For Better or Worse? Subjective Expectations and Cost-Benefit Trade-Offs in Health Behavior: An application to lockdown compliance in the United Kingdom (Pamela Giustinelli)

Health behaviors are actions individuals take that affect their health. Most health behaviors can have both positive and negative consequences for the individual, generating trade-offs in choice. During the acute phases of the COVID-19 pandemic, social distancing and the more extreme self-isolation and shielding were the main actions through which people could (were required to) protect themselves and others from infection and its health-harming consequences. Distancing and isolation, however, are not without costs or risks for individuals’ wellbeing. Because the costs and benefits of alternative actions are ex ante uncertain, individual choices depend on decision makers’ expectations over choice consequences and on how they resolve the trade-offs between expected costs and benefits. Using rich data on subjective expectations collected during the first UK lockdown, we first document people’s perceived costs (risks) and benefits (returns) of alternative compliance behaviors along with their compliance plans.

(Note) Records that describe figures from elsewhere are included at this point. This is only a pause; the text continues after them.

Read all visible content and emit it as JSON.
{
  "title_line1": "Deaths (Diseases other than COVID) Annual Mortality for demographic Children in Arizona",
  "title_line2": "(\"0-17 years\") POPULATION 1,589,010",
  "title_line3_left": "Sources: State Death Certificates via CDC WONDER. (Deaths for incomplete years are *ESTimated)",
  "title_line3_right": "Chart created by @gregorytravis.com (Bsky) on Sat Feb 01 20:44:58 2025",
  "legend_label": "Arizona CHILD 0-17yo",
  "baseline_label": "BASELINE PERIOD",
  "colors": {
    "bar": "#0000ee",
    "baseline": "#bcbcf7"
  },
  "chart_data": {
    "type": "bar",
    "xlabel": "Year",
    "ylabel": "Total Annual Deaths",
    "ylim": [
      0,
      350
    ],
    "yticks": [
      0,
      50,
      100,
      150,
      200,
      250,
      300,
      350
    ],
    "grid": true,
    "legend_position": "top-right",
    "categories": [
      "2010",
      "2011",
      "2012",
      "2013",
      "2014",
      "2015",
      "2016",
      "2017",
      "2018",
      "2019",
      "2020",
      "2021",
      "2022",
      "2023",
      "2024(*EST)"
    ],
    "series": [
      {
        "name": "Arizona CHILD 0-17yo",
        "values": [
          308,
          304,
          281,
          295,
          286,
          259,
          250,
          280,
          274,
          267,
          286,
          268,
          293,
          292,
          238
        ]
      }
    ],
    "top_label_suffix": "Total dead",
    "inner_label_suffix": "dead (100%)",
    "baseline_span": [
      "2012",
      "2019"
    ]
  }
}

We then develop and estimate a simple model of compliance behavior with uncertain costs and benefits, which we use to quantify the utility trade-offs underlying compliance, decompose group differences in compliance into components attributable to variation in expectations vis-a-vis preferences, and compute the compensation required for people to be isolated. In a short follow-up, we implement a randomized sensitization intervention exploiting the timing of the “Cummings affair”. We show that respondents react differentially to the treatment’s negative prompt depending on their political affiliation, with labour supporters lowering their subjective probability of never leaving home (the government’s recommendation) and increasing that of discretionary compliance. We finally discuss other possible applications of our general framework.